Žižkov TV Tower, Prague
Looking up the Žižkov TV Tower
Žižkov TV Tower

The tower is not exactly known for its good looks, in fact, the official website even boasts it was voted the ‘second-ugliest building in the Czech Republic’.


Plans for the tower were made as early as in 1974 to improve TV- and radio signals. It is rumored that the tower was also built to jam Western television transmissions. Construction only started in 1985 to a design created by the Czech architect Václav Aulický with help from two engineers: Jiří Kozák and Alex Bern. The tower became operational six years later, in 1991, and was completed the following year.

The TV Tower

View from the Žižkov TV Tower observatory in Prague
View from the Žižkov Tower

The steel tower was designed in the high-tech architecture style and looks like a group of pods attached to three tall stilts, the tallest of which ends in an antenna that soars to a height of 216 meters (709 ft). The three lowest of the nine pods are at a height of 66 meters and contain the restaurant. The next three pods contain the observatory, at a height of 93 meters. Just above these are the pods that contain broadcasting equipment.

The tower was quite advanced for its time. A unique system devised of a series of pendulums was created to dampen the swaying of the building.

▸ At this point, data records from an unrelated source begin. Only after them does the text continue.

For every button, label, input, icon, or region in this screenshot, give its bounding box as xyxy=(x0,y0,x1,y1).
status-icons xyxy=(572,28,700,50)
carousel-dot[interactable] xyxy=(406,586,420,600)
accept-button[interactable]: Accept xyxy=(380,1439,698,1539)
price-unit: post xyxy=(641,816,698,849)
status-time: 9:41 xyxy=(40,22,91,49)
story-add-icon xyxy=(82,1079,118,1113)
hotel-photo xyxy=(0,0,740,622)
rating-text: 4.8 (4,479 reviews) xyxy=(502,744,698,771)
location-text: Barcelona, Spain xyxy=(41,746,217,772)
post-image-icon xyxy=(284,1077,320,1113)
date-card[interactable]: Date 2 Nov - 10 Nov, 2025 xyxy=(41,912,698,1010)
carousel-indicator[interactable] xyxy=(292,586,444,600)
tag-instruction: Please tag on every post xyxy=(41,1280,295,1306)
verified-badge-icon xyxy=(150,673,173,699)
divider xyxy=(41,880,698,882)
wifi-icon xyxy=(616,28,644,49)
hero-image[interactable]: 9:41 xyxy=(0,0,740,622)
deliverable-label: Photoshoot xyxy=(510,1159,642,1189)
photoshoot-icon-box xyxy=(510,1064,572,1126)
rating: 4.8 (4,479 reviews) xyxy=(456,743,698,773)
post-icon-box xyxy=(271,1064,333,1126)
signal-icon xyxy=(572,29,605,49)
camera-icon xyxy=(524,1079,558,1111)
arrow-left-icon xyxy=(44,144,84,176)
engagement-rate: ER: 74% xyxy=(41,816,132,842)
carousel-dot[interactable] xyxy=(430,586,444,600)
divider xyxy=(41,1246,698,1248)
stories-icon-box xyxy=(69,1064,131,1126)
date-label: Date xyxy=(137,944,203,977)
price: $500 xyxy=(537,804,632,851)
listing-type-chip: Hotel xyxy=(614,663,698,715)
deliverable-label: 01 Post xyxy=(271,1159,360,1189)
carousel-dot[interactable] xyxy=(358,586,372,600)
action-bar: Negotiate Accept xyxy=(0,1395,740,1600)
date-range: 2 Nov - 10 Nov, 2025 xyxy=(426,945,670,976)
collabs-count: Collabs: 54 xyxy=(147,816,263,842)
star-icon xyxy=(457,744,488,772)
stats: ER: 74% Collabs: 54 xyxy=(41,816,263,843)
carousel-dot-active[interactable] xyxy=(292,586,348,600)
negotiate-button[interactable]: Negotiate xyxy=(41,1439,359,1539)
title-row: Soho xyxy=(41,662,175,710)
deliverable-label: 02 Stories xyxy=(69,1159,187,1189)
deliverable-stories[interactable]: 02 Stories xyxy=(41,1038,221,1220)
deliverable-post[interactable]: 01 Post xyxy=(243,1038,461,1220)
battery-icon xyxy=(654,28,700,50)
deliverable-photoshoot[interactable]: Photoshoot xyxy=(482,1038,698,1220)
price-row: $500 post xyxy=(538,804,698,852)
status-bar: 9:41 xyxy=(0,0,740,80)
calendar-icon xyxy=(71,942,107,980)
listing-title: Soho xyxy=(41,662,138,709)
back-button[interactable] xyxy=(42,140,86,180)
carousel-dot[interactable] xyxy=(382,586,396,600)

From afar the tower looks rather unattractive due to its tall stilts, and, like many Soviet-era buildings, it has often been criticized for its appearance.

The Crawling Babies

The crawling babies on the Zizkov Tower in Prague
Crawling babies

Up close, however, the tower looks much more interesting, all the more so because of the ‘miminka’ (babies) that crawl up and down the tower. The ten faceless babies were created by the controversial Czech artist David Černý and were installed on the tower in 2000 on the occasion of the new millennium.

The intention was to keep the statues only temporarily, but soon after they were removed it was decided to reinstall them, this time permanently, due to the praise they got from the public.


An elevator brings visitors to the observatory, at a height of 93 meters (305 ft.). This may not sound like it’s very high up, but thanks to the tower’s elevated location, the observatory offers a 360 degree panoramic view over the city. The views are even better at night, when Prague looks at its most magical.